Forecasting Arctic Sea Ice Concentration using Long Short-term Memory Networks
Published in Proceedings of the 2023 8th International Conference on Machine Learning Technologies (ICMLT 2023), 2023
Recommended citation: Phutthaphaiboon, T., Siripongwutikorn, P. and Pusawiro, P., 2023, "Forecasting Arctic Sea Ice Concentration using Long Short-term Memory Networks", 2023 International Conference on Machine Learning Technologies, 8th, March 10–12, 2023, Stockholm, Sweden, pp. 121–126. https://doi.org/10.1145/3589883.3589901
Abstract
Due to global warming, Arctic sea ice is now declining, and this loss is a self-accelerating process that speeds up sea ice melting and the severity of climate change. Accurate and timely sea ice information is critically important for better monitoring of global climate. Publicly available multi-source, multi-scale, and high-dimensional sea ice data from satellites is a game changer that allows researchers to better understand the Arctic through more sophisticated methods. This study proposes two Long short-term memory (LSTM) networks for sea ice concentration (SIC) forecasting in the arctic area over 1-, 3-, 6-, and 9-month forecast horizons. The first network forecasts the SIC of each grid in a single output with the grid coordinate must be supplied as an additional input, while the second network forecasts the SIC of all grids at once in a single output.
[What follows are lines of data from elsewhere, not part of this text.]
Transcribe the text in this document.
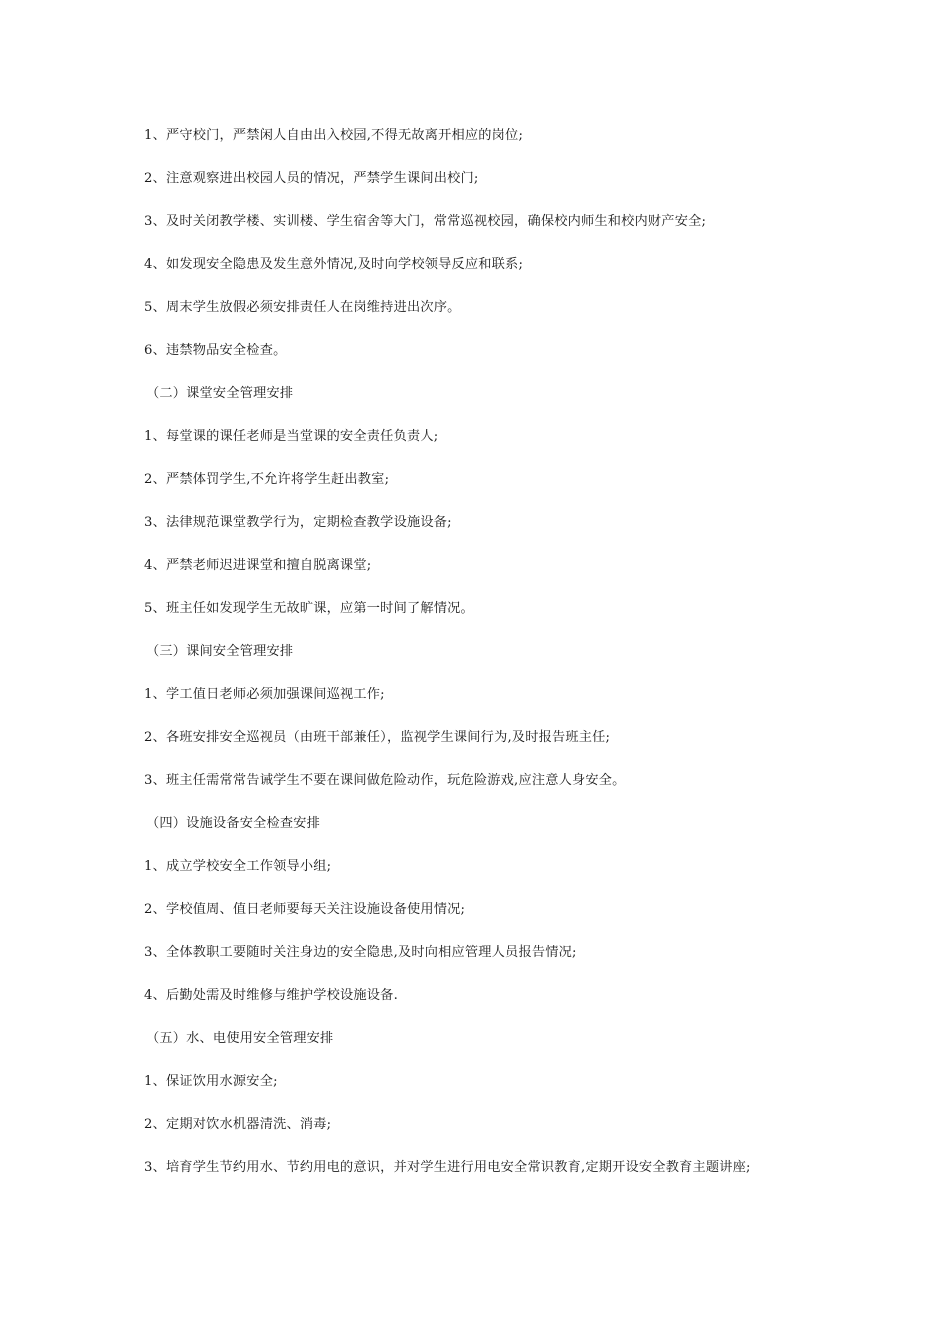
1、严守校门，严禁闲人自由出入校园,不得无故离开相应的岗位;
2、注意观察进出校园人员的情况，严禁学生课间出校门;
3、及时关闭教学楼、实训楼、学生宿舍等大门，常常巡视校园，确保校内师生和校内财产安全;
4、如发现安全隐患及发生意外情况,及时向学校领导反应和联系;
5、周末学生放假必须安排责任人在岗维持进出次序。
6、违禁物品安全检查。
（二）课堂安全管理安排
1、每堂课的课任老师是当堂课的安全责任负责人;
2、严禁体罚学生,不允许将学生赶出教室;
3、法律规范课堂教学行为，定期检查教学设施设备;
4、严禁老师迟进课堂和擅自脱离课堂;
5、班主任如发现学生无故旷课，应第一时间了解情况。
（三）课间安全管理安排
1、学工值日老师必须加强课间巡视工作;
2、各班安排安全巡视员（由班干部兼任），监视学生课间行为,及时报告班主任;
3、班主任需常常告诫学生不要在课间做危险动作，玩危险游戏,应注意人身安全。
（四）设施设备安全检查安排
1、成立学校安全工作领导小组;
2、学校值周、值日老师要每天关注设施设备使用情况;
3、全体教职工要随时关注身边的安全隐患,及时向相应管理人员报告情况;
4、后勤处需及时维修与维护学校设施设备.
（五）水、电使用安全管理安排
1、保证饮用水源安全;
2、定期对饮水机器清洗、消毒;
3、培育学生节约用水、节约用电的意识，并对学生进行用电安全常识教育,定期开设安全教育主题讲座;
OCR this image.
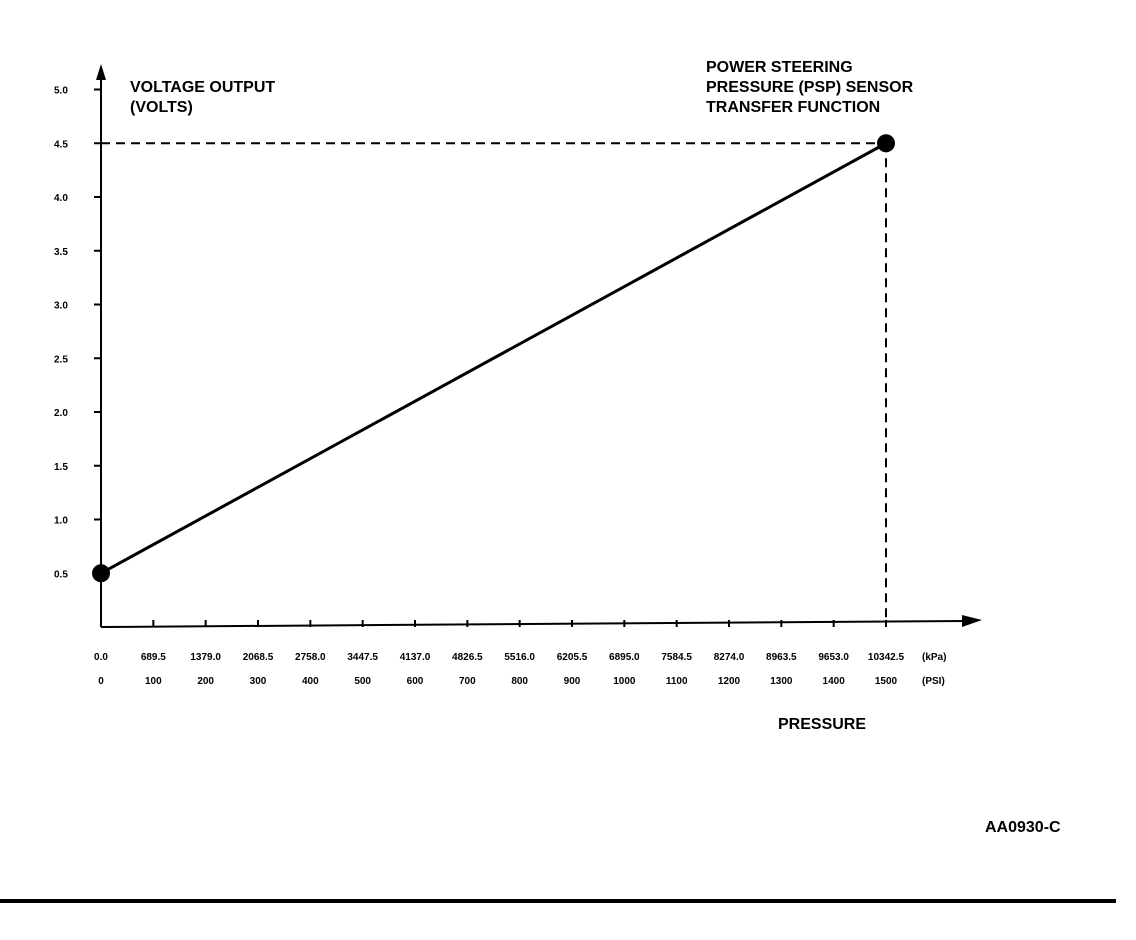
0.5
1.0
1.5
2.0
2.5
3.0
3.5
4.0
4.5
5.0
0.0
0
689.5
100
1379.0
200
2068.5
300
2758.0
400
3447.5
500
4137.0
600
4826.5
700
5516.0
800
6205.5
900
6895.0
1000
7584.5
1100
8274.0
1200
8963.5
1300
9653.0
1400
10342.5
1500
VOLTAGE OUTPUT
(VOLTS)
POWER STEERING
PRESSURE (PSP) SENSOR
TRANSFER FUNCTION
PRESSURE
AA0930-C
(kPa)
(PSI)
The models with and without atmospheric and oceanic variables as external predictors were trained by using 43 years of data and tuned by using random search strategies. The model performance was evaluated and compared based on the root mean square errors and weighted absolute percentage errors to determine the impact of using climate variables in the prediction and arrive at the best-performing forecast model.